What would compliance look like—now?
-
Publish the equality analysis for the closure and interim period, including data on disabled/older bus users, route gradients, walking distances, queue times, and weather exposure; and monitor real-world impacts (s149).
-
Install temporary, modular shelters and seating immediately at each active stop (s20/s29).
-
Designate at least one level boarding/collection point near the shopping core with continuous footway, dropped kerbs, tactile paving, seating, and staff support at peak times.
-
Provide accessible, real-time information, including wayfinding and clearly signed step-free routes between stops.
-
Document the mitigations and keep them under review, adjusting within days, not months, if issues persist (the “continuing” aspect of PSED).
If residents seek redress
-
Judicial review can challenge failures to comply with the PSED (e.g., Brown, Bracking), including the handling of transitions. Remedies can include quashing, declarations, and mandatory reconsideration.
-
Equality Act civil claims (services) can pursue reasonable-adjustments failures; Paulley confirms the courts will look for effective arrangements, not just aspirations.
-
Related case law on equality duties in planning/transport decisions underscores that robust, evidence-based equality thinking wins cases; paper-thin or after-the-fact exercises don’t.
Bottom line
Are residents’ Equality Act rights being breached right now?

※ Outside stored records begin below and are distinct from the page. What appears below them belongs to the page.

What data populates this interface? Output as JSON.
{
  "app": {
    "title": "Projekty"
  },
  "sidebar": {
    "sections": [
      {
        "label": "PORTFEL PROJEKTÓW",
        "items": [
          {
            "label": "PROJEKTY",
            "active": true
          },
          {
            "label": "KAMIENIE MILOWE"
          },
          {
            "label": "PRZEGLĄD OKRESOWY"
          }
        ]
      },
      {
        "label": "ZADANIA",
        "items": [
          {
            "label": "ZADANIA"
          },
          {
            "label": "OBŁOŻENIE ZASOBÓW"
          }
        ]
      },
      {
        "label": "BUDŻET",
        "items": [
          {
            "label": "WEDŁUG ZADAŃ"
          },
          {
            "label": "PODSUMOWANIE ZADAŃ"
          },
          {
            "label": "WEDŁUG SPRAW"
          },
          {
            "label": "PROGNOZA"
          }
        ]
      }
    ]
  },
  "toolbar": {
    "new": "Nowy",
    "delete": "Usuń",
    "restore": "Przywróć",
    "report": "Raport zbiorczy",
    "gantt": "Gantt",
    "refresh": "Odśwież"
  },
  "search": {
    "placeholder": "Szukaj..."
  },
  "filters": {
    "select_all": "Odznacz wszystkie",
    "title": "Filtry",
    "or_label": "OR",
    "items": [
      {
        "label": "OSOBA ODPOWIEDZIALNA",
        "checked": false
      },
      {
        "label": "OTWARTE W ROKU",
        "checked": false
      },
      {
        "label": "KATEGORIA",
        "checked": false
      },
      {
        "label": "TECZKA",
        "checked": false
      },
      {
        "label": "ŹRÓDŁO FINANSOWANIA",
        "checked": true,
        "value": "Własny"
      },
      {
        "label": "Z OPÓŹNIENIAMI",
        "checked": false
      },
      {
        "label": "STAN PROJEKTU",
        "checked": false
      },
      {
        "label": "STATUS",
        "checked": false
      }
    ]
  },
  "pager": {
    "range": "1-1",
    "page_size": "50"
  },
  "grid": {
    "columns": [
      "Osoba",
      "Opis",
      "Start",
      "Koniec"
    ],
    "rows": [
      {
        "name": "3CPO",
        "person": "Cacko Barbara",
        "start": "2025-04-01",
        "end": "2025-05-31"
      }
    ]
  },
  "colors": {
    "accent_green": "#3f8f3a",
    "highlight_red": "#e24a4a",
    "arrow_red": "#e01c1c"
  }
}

If FHDC/KCC failed to properly assess and mitigate the predictable disadvantages of hill-side, shelter-less, seat-less temporary stops for older and disabled users, then yes—there is a strong arguable breach of both the PSED and the reasonable-adjustments duty until effective interim measures are in place. The council’s promise of future “bespoke shelters” is welcome, but compliance must be demonstrated in the interim, in the rain and on the hill—not just on the final drawings.